È proprio l’istituto Demoskopika ad innescare l’abbondare di titoli online, a seguito della presentazione del report IPS 2019. L’Indice di Performance Sanitaria, pubblicato ai primi di giugno nella sua terza versione, si propone di valutare se e in che modo la programmazione sanitaria locale riesca a rispondere ai bisogni di salute della popolazione. Lo fa sulla base di otto indicatori: soddisfazione sui servizi sanitari, mobilità attiva, mobilità passiva, risultato d’esercizio, disagio economico delle famiglie, spese legali per liti da contenzioso e da sentenze sfavorevoli, democrazia sanitaria (impiego di risorse finanziarie per la gestione del management sanitario) e speranza di vita. Il valore aggiunto dell’approccio di Demoskopika risiede fondamentalmente nel valutare la performance sanitaria non solo nella capacità di rispondere ai bisogni di cittadini rendendo i servizi equamente accessibili e di qualità, ma anche indagando la capacità di rendere le risposte efficienti e sostenibili a livello economico.

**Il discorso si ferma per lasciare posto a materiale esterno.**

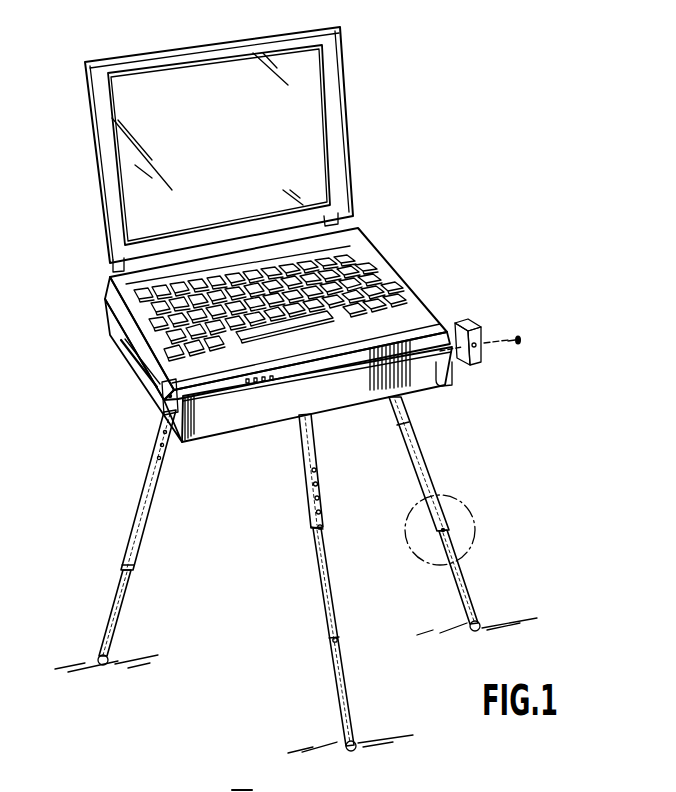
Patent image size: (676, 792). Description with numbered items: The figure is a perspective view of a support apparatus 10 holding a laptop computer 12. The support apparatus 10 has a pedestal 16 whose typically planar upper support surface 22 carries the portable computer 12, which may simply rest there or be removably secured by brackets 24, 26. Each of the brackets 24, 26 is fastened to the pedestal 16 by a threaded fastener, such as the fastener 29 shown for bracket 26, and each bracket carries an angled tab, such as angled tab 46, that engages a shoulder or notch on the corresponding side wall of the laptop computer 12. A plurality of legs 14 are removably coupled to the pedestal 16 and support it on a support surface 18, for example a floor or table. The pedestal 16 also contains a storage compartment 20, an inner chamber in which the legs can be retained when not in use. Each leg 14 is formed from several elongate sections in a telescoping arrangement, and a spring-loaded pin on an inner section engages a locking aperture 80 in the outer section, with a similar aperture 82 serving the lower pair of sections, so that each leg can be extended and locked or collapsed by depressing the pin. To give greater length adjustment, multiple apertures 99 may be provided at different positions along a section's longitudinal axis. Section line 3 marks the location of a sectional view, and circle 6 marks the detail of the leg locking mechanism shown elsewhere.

The section line 3- 3 is at (53, 17).
The detail area of FIG. 6 is at (480, 513).
The support apparatus 10 is at (418, 200).
The laptop computer 12 is at (356, 124).
The legs 14 is at (132, 498).
The pedestal 16 is at (239, 415).
The support surface 18 is at (296, 685).
The storage compartment 20 is at (122, 383).
The upper support surface 22 is at (442, 386).
The bracket 24 is at (163, 400).
The bracket 26 is at (485, 328).
The fastener 29 is at (522, 340).
The angled tab 46 is at (460, 318).
The locking aperture 80 is at (324, 527).
The aperture 82 is at (339, 641).
The apertures 99 is at (305, 470).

Il quadro delineato dall’indagine in seguito al calcolo degli indici si compone di sette regioni “sane”, cinque “influenzate” e otto “malate”. Le più sane tra le sane, ovvero le regioni con il punteggio dell’indice più alto, sono il Trentino Alto Adige, la Lombardia e quel Lazio che era stato definito “regione da incubo” in merito a liste d’attesa e mobilità passiva. Le regioni più malate tra le malate sono invece, nell’ordine, Calabria, Puglia e Sicilia. A circa metà classifica, tra le regioni più influenzate tra quelle influenzate, c’è infine la Toscana.

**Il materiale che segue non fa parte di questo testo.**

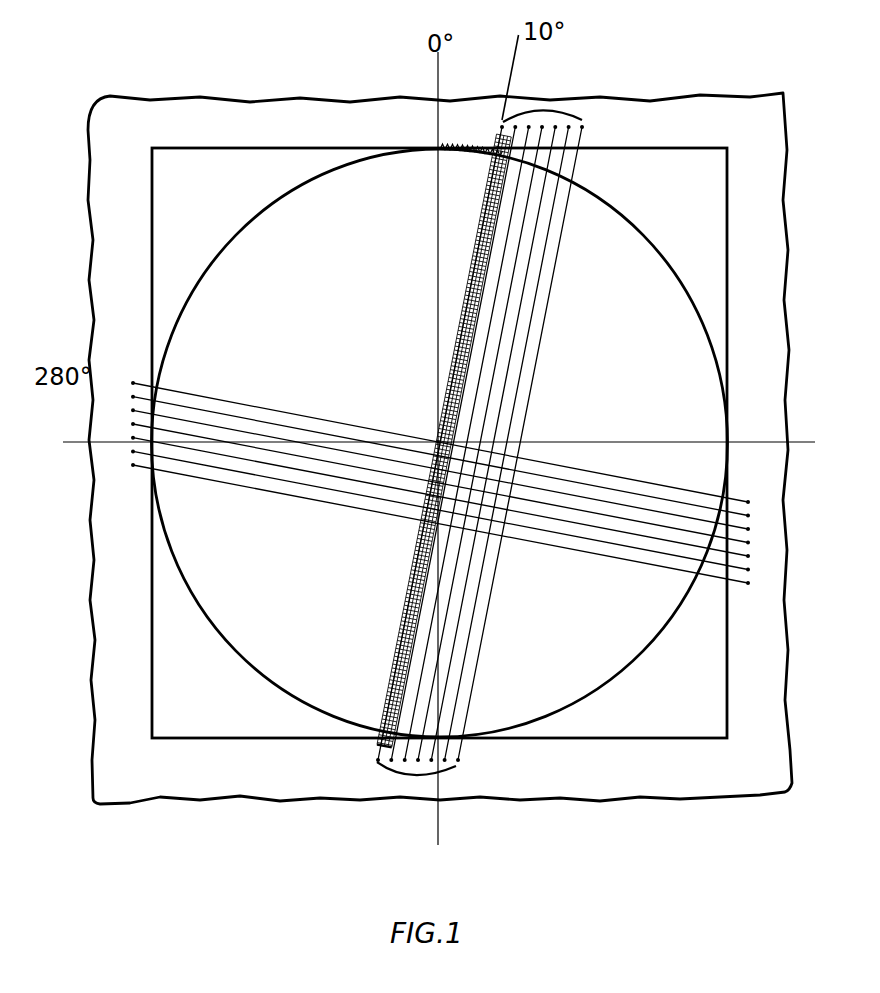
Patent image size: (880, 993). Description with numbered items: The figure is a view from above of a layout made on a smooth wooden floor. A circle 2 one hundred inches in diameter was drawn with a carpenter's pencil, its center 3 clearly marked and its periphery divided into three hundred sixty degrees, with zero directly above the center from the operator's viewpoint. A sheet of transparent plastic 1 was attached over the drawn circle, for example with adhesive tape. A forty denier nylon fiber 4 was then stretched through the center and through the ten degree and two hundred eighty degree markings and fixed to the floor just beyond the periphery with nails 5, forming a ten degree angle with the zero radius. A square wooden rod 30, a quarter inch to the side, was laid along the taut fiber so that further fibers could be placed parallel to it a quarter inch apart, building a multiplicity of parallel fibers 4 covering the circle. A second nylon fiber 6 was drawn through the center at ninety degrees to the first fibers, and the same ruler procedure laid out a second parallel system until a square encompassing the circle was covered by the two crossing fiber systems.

The sheet of transparent plastic 1 is at (310, 100).
The circle 2 is at (685, 287).
The center 3 is at (437, 440).
The nylon fiber 4 is at (460, 342).
The nails 5 is at (542, 105).
The nylon fiber 6 is at (247, 402).
The square wooden rod 30 is at (405, 605).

L’Indice di performance sanitaria calcolato da Demoskopika per la nostra regione si ferma al livello di 352, piuttosto distante dal 382,6 del Veneto, dal 406,3 dell’Emilia Romagna e dal 429,6 del Piemonte, ovvero dalle regioni che ci precedono nella griglia LEA 2017. Nello specifico, ci troviamo all’ottavo posto per soddisfazione del servizio sanitario (104,4 punti, a -12,1 dal primo posto del Trentino); al settimo per mobilità attiva (-24,4 rispetto ai 130,4 punti del Molise), al quarto sia per mobilità passiva (a soli 3,2 punti dalla Lombardia capoclassifica) che per disagio economico delle famiglie verso le cure (-1,3 punti dall’Emilia-Romagna; valore ovviamente in positivo) e per speranza di vita (a 7,7 punti di distanza dall’aria di montagna trentina). L’unico podio toscano viene conquistato per i costi della democrazia sanitaria, ad un soffio (0,3 punti) dal primo posto delle Marche.

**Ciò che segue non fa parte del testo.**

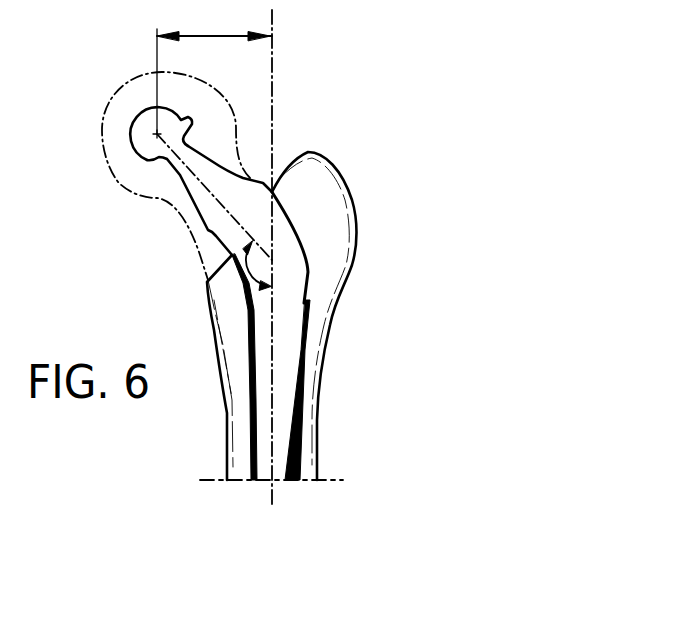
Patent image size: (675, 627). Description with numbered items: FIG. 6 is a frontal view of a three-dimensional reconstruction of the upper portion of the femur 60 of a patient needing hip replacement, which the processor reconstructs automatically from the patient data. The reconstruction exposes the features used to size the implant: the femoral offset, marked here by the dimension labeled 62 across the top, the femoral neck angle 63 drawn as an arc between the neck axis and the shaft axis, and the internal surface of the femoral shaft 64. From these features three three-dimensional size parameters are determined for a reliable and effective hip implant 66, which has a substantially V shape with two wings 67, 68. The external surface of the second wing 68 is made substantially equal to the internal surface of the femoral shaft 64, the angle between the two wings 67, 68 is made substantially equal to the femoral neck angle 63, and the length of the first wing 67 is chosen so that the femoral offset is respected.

The femur 60 is at (172, 468).
The femoral offset 62 is at (214, 71).
The femoral neck angle 63 is at (248, 272).
The femoral shaft 64 is at (238, 408).
The hip implant 66 is at (287, 292).
The first wing 67 is at (215, 175).
The second wing 68 is at (282, 397).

La situazione a questo punto non sarebbe per niente male, se non fosse per un paio di brutti piazzamenti che condizionano in negativo la prestazione generale del sistema sanitario toscano. Si registra infatti una quindicesima posizione relativamente al risultato d’esercizio, e, soprattutto, un penultimo posto, poco sopra alla Calabria (cioè a quasi 7 punti dall’ultimo posto), in merito alle spese legali per liti da contenzioso e da sentenze sfavorevoli.

Senza addentrarci sulle specifiche ragioni che hanno condizionato i punteggi, l’Indice di performance sanitaria ci mostra comunque una Toscana che, se affronta sicuramente delle criticità sul lato economico, comunque riesce a garantire un’offerta di qualità e a rispondere, in definitiva, ai bisogni dei cittadini. Il campanello d’allarme non suona pertanto sul servizio sanitario regionale dal lato delle cure, quanto, piuttosto, su quello della sua sostenibilità. Ma la sostenibilità della programmazione sociale e sanitaria è proprio quel tema che sta diventando ormai centrale, a livello tanto locale che nazionale, per le prospettive di garanzia di un sistema assistenziale pubblico, universalistico ed equo. E soprattutto di qualità.